For the rest of the war Garbo/Arabel worked with a prolific skill that verged on genius. By 1944 he headed, so the Germans believed, an organisation in Britain of fourteen active agents and eleven valuable contacts. By then his organisation had sent them about four hundred secret letters and transmitted about two thousand radio reports, for which they had paid some £20,000.
Perhaps the greatest achievement of the Garbo network was to help persuade the Germans that the main D Day landings would take place in the Pas de Calais area, and that the Normandy attack was only a diversion. The German Secret Service not only believed this; it went on believing it. Three days after D Day, Garbo sent an urgent warning that the real assault was now about to strike the Pas de Calais area. Immediately, two Panzer Divisions were sent there. At least seven German divisions which might have been expected to be sent to Normandy were kept in the Pas de Calais area for two weeks after D Day. To the end, it seems, the Germans were convinced that the only reason why the Pas de Calais attack never took place was because the Normandy landings were unexpectedly successful. This explains the German's continued trust in Garbo's reports. In December, 1944, when the British decorated him with the M.B.E., the Germans were trying hard (despite the obstacle of his Spanish nationality) to award him the Iron Cross, Second Class.
Garbo was only one-- although perhaps the outstanding one-- of many double-agents controlled by the British Secret Service. Astonishingly, MI5 was so successful in intercepting enemy agents and immediately 'turning them around' that before long all German agents in Britain were double-agents, transmitting misinformation to the Abwehr.
In his excellent book, The Double-Cross System, 1939-1945, J.C. Masterman writes: 'by means of the double-agent system we actively ran and controlled the German espionage system in this country.' He goes on: 'This is at first blush a staggering claim and one which in the nature of things could not be advanced until late in the history of the war.' According to Masterman, MI5 controlled about 120 double-agents, 39 of whom were important enough to be described in his book. It is a totally convincing account of a brilliant triumph.
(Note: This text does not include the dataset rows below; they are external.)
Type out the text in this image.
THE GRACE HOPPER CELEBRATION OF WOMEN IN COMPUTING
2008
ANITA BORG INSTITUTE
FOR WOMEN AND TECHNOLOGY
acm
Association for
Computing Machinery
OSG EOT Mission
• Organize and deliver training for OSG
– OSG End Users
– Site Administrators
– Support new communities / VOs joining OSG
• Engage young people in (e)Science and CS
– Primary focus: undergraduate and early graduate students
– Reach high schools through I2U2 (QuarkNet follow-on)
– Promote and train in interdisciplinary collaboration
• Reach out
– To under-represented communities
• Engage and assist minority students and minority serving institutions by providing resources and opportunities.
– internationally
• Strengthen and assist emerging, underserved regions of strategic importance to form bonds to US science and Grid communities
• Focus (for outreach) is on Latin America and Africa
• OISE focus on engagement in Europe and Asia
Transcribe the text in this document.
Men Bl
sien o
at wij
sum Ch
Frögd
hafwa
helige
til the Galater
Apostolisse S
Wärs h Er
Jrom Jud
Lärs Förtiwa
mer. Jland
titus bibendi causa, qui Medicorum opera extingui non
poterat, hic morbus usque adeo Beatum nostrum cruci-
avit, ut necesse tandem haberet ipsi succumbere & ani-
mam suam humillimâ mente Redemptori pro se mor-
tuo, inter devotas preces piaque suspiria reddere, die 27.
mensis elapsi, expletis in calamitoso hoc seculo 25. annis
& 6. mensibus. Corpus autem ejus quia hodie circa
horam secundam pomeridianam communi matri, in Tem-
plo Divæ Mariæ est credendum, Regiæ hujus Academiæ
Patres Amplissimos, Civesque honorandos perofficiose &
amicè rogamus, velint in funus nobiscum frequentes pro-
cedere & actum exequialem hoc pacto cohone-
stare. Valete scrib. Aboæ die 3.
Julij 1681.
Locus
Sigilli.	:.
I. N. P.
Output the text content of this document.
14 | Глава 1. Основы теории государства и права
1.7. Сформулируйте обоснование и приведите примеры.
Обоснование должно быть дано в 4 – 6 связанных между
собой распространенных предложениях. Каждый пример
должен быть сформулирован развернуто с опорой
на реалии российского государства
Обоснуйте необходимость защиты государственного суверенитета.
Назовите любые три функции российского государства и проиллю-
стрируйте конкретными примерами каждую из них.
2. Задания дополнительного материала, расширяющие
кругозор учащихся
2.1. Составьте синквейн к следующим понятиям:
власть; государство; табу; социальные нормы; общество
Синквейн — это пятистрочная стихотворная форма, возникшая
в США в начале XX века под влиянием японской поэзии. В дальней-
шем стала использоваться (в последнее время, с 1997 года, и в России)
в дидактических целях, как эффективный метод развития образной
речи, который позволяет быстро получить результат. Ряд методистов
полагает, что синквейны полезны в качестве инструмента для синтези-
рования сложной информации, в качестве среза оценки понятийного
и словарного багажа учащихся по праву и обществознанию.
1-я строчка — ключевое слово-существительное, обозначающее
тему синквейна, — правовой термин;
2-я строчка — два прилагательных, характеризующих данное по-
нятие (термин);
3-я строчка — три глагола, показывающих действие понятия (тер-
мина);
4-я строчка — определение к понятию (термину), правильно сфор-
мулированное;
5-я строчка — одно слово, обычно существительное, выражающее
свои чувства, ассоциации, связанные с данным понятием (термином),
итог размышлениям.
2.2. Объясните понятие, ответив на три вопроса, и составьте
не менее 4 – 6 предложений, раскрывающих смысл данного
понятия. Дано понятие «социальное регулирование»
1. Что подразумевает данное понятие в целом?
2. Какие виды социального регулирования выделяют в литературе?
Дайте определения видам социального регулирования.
Others characters in my story were also suggested by real people or events. 'Eagle' was based on an individual code-named 'Ostro', one of several Germans living in the Iberian Peninsula who supplied information to the Abwehr which (so they claimed) came from agents in England; in fact their reports were invented. Wolfgang Adler's fate emerged as the logical conclusion of a threat to the Double-Cross system that was, in fact, posed by certain Abwehr officials when they attempted to desert the German cause. If they had succeeded, the Abwehr would naturally have expected its agents to be betrayed and arrested; thus the defection had to be prevented at all costs -- a response which must have considerably depressed and bewildered the would-be defectors.
The man in charge of British counter-espionage in Spain and Portugal for most of the war was Kim Philby, then chief assistant of Section V in MI6. His staff included Graham Greene and Malcolm Muggeridge, and Philby was outstandingly good at his job. I have juggled history by actively involving Philby in the Double-Cross System, which was not his department, and by installing him in Lisbon: he visited Portugal but his office was in England.
As for the earlier episodes in my story: the references to the Visions at Fatima and the account of the Battle of Jarama are substantially accurate, as are the descriptions of the bombings of Durango and Guernica. Everything else I made up; which is not to say that it could not have happened.